In his film, "Tough Guise," Jackson Katz uses an important image from another film: actor Frank Morgan as the Great Oz, being discovered at the controls of his larger than life wizardly image. Far from the great and powerful wizard he claimed to be, Morgan's character is an average man who found himself transported to a strange and fantastical land, and felt pressured to meet the expectations of its inhabitants. Such is the case for boys growing up in America The pressure to meet stereotypical images of manhood can be a precursor to negative behavior, said Katz. Power is a common component of male identity, but often it is misunderstood and misused.

"Violent masculinity is a cultural ill in the U.S.," he said. "How do we change the climate? Men need to stand up and speak up."

In the language we use, the images we see and the belief systems we hold, we conclude that female victims of violence should be the focus of prevention programs, Katz said. While women do deserve support and assistance, it is men who should be at the center of violence prevention education.
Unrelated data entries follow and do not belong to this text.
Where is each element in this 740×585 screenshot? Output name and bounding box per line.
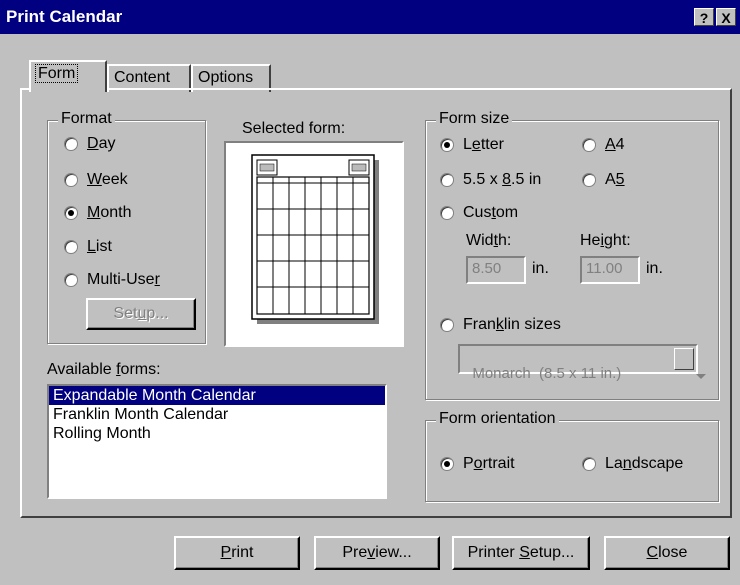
- height-label: Height:: [580, 232, 631, 249]
- available-forms-listbox[interactable]: Expandable Month Calendar Franklin Month…: [47, 384, 387, 499]
- selected-form-preview: [224, 141, 404, 347]
- height-input[interactable]: 11.00: [580, 256, 640, 284]
- format-month-radio[interactable]: Month: [64, 204, 131, 222]
- window-title: Print Calendar: [6, 7, 123, 26]
- width-input[interactable]: 8.50: [466, 256, 526, 284]
- radio-label: Week: [87, 171, 128, 188]
- close-window-button[interactable]: X: [716, 8, 736, 26]
- selected-form-label: Selected form:: [242, 120, 346, 137]
- list-item[interactable]: Rolling Month: [49, 424, 385, 443]
- preview-button[interactable]: Preview...: [314, 536, 440, 570]
- radio-circle: [582, 457, 596, 471]
- radio-label: Franklin sizes: [463, 316, 561, 333]
- format-legend: Format: [58, 110, 115, 128]
- radio-circle: [64, 240, 78, 254]
- radio-circle: [64, 173, 78, 187]
- format-day-radio[interactable]: Day: [64, 135, 115, 153]
- radio-circle: [440, 173, 454, 187]
- radio-label: Letter: [463, 136, 504, 153]
- orientation-portrait-radio[interactable]: Portrait: [440, 455, 515, 473]
- form-size-legend: Form size: [436, 110, 513, 128]
- radio-label: Multi-User: [87, 271, 160, 288]
- franklin-size-value: Monarch (8.5 x 11 in.): [472, 365, 622, 382]
- width-unit: in.: [532, 260, 549, 277]
- size-custom-radio[interactable]: Custom: [440, 204, 518, 222]
- size-franklin-radio[interactable]: Franklin sizes: [440, 316, 561, 334]
- radio-label: Landscape: [605, 455, 684, 472]
- title-bar: Print Calendar ? X: [0, 0, 740, 34]
- radio-label: List: [87, 238, 112, 255]
- setup-button[interactable]: Setup...: [86, 298, 196, 330]
- height-unit: in.: [646, 260, 663, 277]
- format-list-radio[interactable]: List: [64, 238, 112, 256]
- radio-circle: [64, 137, 78, 151]
- radio-label: Portrait: [463, 455, 515, 472]
- radio-circle-checked: [440, 138, 454, 152]
- size-5x8-radio[interactable]: 5.5 x 8.5 in: [440, 171, 541, 189]
- tab-content-label: Content: [114, 69, 171, 86]
- radio-circle: [440, 318, 454, 332]
- franklin-size-select[interactable]: Monarch (8.5 x 11 in.): [458, 344, 706, 382]
- help-button[interactable]: ?: [694, 8, 714, 26]
- radio-label: Custom: [463, 204, 519, 221]
- chevron-down-icon[interactable]: [674, 348, 706, 379]
- list-item[interactable]: Franklin Month Calendar: [49, 405, 385, 424]
- radio-circle: [582, 138, 596, 152]
- radio-circle: [440, 206, 454, 220]
- tab-form-label: Form: [34, 64, 79, 83]
- form-orientation-legend: Form orientation: [436, 410, 559, 428]
- radio-label: Month: [87, 204, 132, 221]
- size-a4-radio[interactable]: A4: [582, 136, 625, 154]
- radio-label: A5: [605, 171, 625, 188]
- radio-label: A4: [605, 136, 625, 153]
- format-week-radio[interactable]: Week: [64, 171, 128, 189]
- radio-circle: [582, 173, 596, 187]
- width-label: Width:: [466, 232, 512, 249]
- available-forms-label: Available forms:: [47, 361, 161, 378]
- close-button[interactable]: Close: [604, 536, 730, 570]
- radio-label: Day: [87, 135, 116, 152]
- format-multi-user-radio[interactable]: Multi-User: [64, 271, 160, 289]
- tab-options-label: Options: [198, 69, 254, 86]
- printer-setup-button[interactable]: Printer Setup...: [452, 536, 590, 570]
- radio-circle-checked: [440, 457, 454, 471]
- size-a5-radio[interactable]: A5: [582, 171, 625, 189]
- radio-label: 5.5 x 8.5 in: [463, 171, 542, 188]
- list-item[interactable]: Expandable Month Calendar: [49, 386, 385, 405]
- month-calendar-thumbnail: [251, 154, 379, 324]
- orientation-landscape-radio[interactable]: Landscape: [582, 455, 683, 473]
- tab-form[interactable]: Form: [29, 60, 107, 92]
- print-button[interactable]: Print: [174, 536, 300, 570]
- radio-circle-checked: [64, 206, 78, 220]
- radio-circle: [64, 273, 78, 287]
- size-letter-radio[interactable]: Letter: [440, 136, 504, 154]
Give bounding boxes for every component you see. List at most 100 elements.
His Mentors in Violence Prevention program addresses ways in which young men in high school and college can change their thinking by personalizing "female" issues surrounding violence and holding peers accountable for their behavior. The program in used in classroom and college/professional sports sessions across the country.

Katz believes men have the power and responsibility to change society's views about what it is to be a man.

"It is important for us to pull back the curtain and take a sober look — both at the images of masculinity and what's behind them." He said.